China: Manufacturing PMI reinforces policy shift - ING
Prakash Sakpal, Economist at ING, suggests that China’s manufacturing PMI has reinforced policy shift to supply-side structural reform from demand-side stimulus and hard-landing fears associated with it, which is bearish for risky assets.
Key Quotes
“The official manufacturing PMI for May was unchanged at April’s 50.1 but the non-manufacturing PMI fell for the second straight month to 53.1 from 53.5 in April. The consensus forecast for the manufacturing PMI was 50.0. There was no consensus for the non-manufacturing PMI. The Caixin manufacturing PMI fell in line with consensus to 49.2 in May from 49.4 in April.
The second consecutive fall in the new orders and the new export orders components of the official manufacturing PMI highlights persistent shock to manufacturing.
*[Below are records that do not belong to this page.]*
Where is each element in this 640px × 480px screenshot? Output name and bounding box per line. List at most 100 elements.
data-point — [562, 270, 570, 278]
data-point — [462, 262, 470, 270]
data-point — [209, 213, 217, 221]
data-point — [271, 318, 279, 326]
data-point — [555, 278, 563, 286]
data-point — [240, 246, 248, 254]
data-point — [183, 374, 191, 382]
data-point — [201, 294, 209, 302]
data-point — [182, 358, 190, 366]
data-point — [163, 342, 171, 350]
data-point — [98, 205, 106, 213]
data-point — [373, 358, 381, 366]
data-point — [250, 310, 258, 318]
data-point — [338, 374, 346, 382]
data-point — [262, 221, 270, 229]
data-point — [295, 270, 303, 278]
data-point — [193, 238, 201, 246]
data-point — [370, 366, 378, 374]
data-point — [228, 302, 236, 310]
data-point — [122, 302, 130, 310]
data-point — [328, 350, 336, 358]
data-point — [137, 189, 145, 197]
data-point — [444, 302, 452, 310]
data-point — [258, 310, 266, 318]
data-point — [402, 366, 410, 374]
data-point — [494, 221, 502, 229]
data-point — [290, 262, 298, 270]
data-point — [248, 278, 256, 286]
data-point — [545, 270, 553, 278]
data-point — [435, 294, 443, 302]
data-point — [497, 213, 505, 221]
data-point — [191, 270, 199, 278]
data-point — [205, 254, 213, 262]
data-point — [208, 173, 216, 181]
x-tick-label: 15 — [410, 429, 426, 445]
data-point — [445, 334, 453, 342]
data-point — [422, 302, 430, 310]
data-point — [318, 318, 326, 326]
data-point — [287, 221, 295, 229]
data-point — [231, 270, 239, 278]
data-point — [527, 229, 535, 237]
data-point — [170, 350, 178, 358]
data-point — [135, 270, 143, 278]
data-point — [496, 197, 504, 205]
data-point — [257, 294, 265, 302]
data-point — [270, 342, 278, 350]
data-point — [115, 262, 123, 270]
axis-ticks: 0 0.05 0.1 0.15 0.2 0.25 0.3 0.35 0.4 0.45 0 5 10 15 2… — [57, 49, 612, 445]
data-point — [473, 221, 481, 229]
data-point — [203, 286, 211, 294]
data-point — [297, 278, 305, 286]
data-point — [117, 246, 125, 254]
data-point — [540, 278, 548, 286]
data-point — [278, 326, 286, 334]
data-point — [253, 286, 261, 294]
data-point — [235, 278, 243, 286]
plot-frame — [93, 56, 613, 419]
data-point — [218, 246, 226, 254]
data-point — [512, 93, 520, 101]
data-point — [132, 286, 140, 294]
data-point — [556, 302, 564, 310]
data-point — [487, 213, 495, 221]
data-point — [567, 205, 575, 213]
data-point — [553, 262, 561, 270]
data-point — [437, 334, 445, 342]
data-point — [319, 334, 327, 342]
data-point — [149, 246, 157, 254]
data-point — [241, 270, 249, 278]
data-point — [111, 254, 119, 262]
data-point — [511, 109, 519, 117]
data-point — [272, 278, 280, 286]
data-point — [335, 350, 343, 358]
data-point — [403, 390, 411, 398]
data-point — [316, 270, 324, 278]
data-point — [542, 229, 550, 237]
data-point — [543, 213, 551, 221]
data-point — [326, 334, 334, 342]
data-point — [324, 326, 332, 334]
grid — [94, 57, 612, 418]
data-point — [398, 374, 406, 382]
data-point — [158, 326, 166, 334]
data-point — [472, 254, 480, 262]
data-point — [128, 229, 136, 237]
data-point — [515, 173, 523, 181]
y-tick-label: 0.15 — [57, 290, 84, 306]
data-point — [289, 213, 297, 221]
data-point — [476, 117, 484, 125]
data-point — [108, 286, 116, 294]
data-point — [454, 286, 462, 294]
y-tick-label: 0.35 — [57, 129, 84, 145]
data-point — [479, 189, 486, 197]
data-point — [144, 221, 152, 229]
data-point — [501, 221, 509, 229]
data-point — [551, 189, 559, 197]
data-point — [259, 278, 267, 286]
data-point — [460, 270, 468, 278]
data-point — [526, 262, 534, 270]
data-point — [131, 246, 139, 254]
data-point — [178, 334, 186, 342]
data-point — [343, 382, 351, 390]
A 2.3 point fall in the input price component, the first monthly fall since Decemebr, foreshadows slowed recovery from PPI deflation despite another 10% bounce in monthly average global oil price in May. And, a 4.4 point fall in the PMI business expectations component, which followed a 2.3 point fall in April, indicates deteriorating outlook.
We considered the softening of activity data in April as evidence of effective shift in the policy to supply-side structural reform from demand-side stimulus. Today’s data reinforces the policy shift and the hard-landing fears associated with it, which is bearish for risky assets.”